Opinion
No. 117 SSM 10.
Decided March 25, 2010.
APPEAL, by permission of the Court of Appeals, from an order of the Appellate Division of the Supreme Court in the Second Judicial Department, entered November 5, 2008. The Appellate Division (1) reversed, on the law, a judgment of the Supreme Court, Queens County (Sidney Leviss, J.H.O.), entered after a nonjury trial, which had awarded plaintiff damages in the principal sum of $46,373.31, and (2) dismissed the complaint.
Plaintiff commenced the present action to recover the share of the college expenses of the parties' sons allegedly owed to her pursuant to a marital settlement agreement.
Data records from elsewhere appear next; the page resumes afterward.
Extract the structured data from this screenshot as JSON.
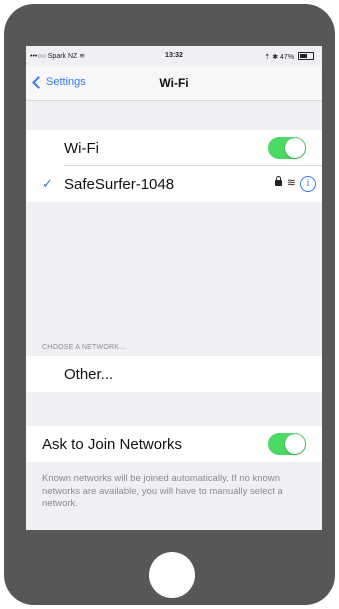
{
  "status_bar": {
    "carrier": "•••○○ Spark NZ",
    "wifi_glyph": "≋",
    "time": "13:32",
    "right_text": "⇡ ✱ 47%",
    "battery_level": 0.47
  },
  "nav": {
    "back_label": "Settings",
    "title": "Wi-Fi"
  },
  "wifi_row": {
    "label": "Wi-Fi",
    "toggle_on": true
  },
  "connected_network": {
    "name": "SafeSurfer-1048",
    "check": "✓",
    "wifi_glyph": "≋",
    "info_glyph": "i"
  },
  "choose_header": "CHOOSE A NETWORK...",
  "other_row": {
    "label": "Other..."
  },
  "ask_row": {
    "label": "Ask to Join Networks",
    "toggle_on": true
  },
  "footer_text": "Known networks will be joined automatically. If no known networks are available, you will have to manually select a network.",
  "colors": {
    "accent": "#3478f6",
    "toggle_on": "#4cd964",
    "phone_body": "#575757"
  }
}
The Appellate Division noted that parties' marital settlement agreement provided that "[a]ny expense of the children's education that will not be covered by the proceeds of [a certain trust] will be equally shared between the husband and wife," and that "[b]oth parties will contribute to their children's education at an accredited institution of higher learning in accordance with their means and abilities." The Court determined that plaintiff failed to produce any evidence as to the proceeds or balance of the trust available to cover the children's educational expenses, that no evidence was adduced concerning the means and abilities of the parties, and that, accordingly, plaintiff failed to establish a contractual entitlement to recovery of the sought-after college expenses pursuant to the terms of the agreement.
Washington v Washington, 56 AD3d 463, reversed.
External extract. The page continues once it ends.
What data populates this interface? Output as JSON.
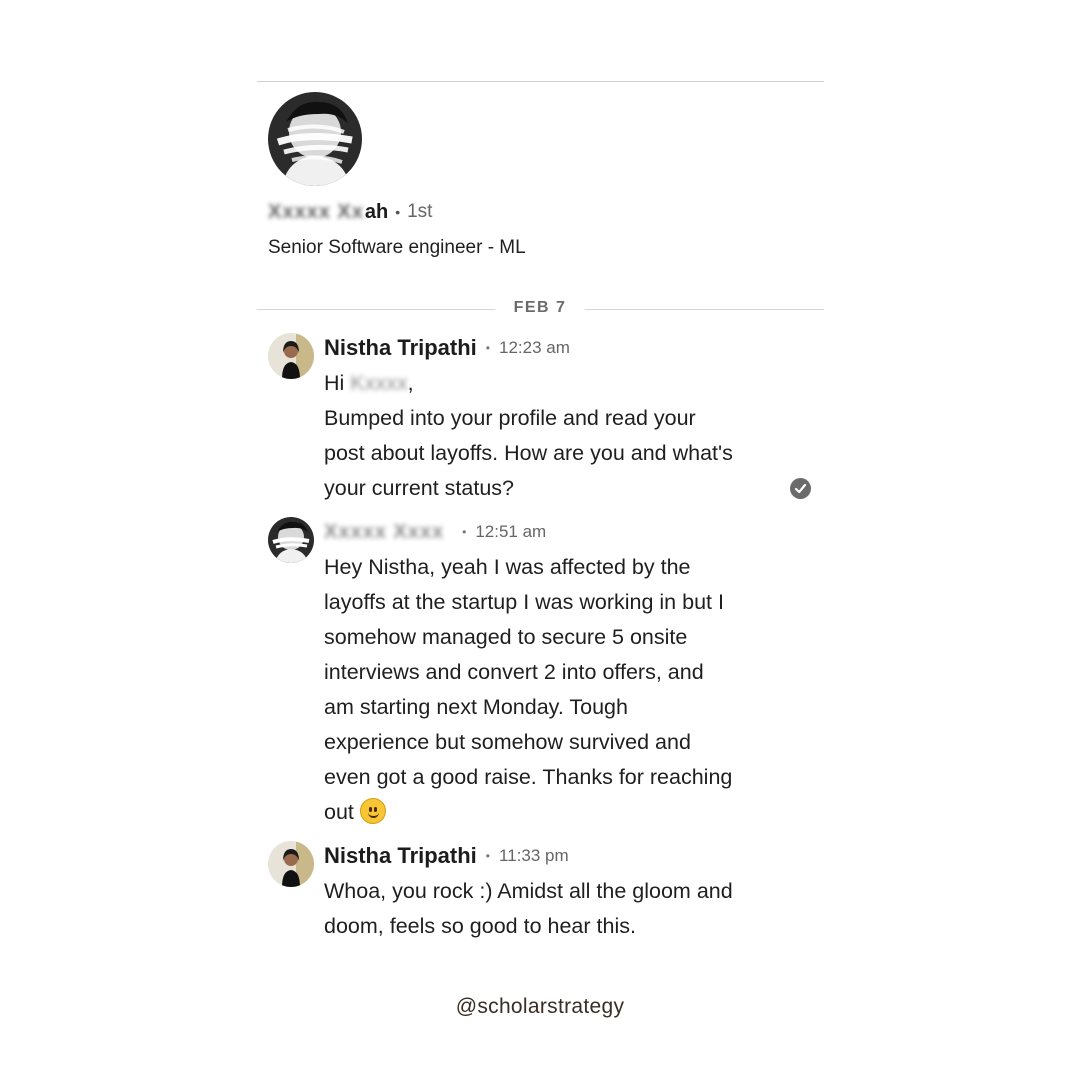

Amy S. Nord, Valley Stream, for appellant.
Barry A. Washington, respondent pro se.
Before: Chief Judge LIPPMAN and Judges CIPARICK, GRAFFEO, READ, SMITH, PIGOTT and JONES concur in memorandum.
OPINION OF THE COURT
The order of the Appellate Division should be reversed, with costs, and the judgment of Supreme Court reinstated.
In this nonjury trial, the parties charted their own course, effectively removing from the case the question whether the trust funds were exhausted and thereby eliminating plaintiff mother's burden on this issue. The Appellate Division erred in holding that no evidence was adduced as to the means and abilities of the parties to contribute to their children's college education expenses. Such evidence was adduced, and we conclude as a matter of law that defendant father had sufficient means to contribute to his sons' college education expenses within the meaning of the parties' separation agreement. Defendant father's remaining arguments in support of affirmance are without merit.
On review of submissions pursuant to section 500.11 of the Rules of the Court of Appeals ( 22 NYCRR 500.11), order reversed, etc.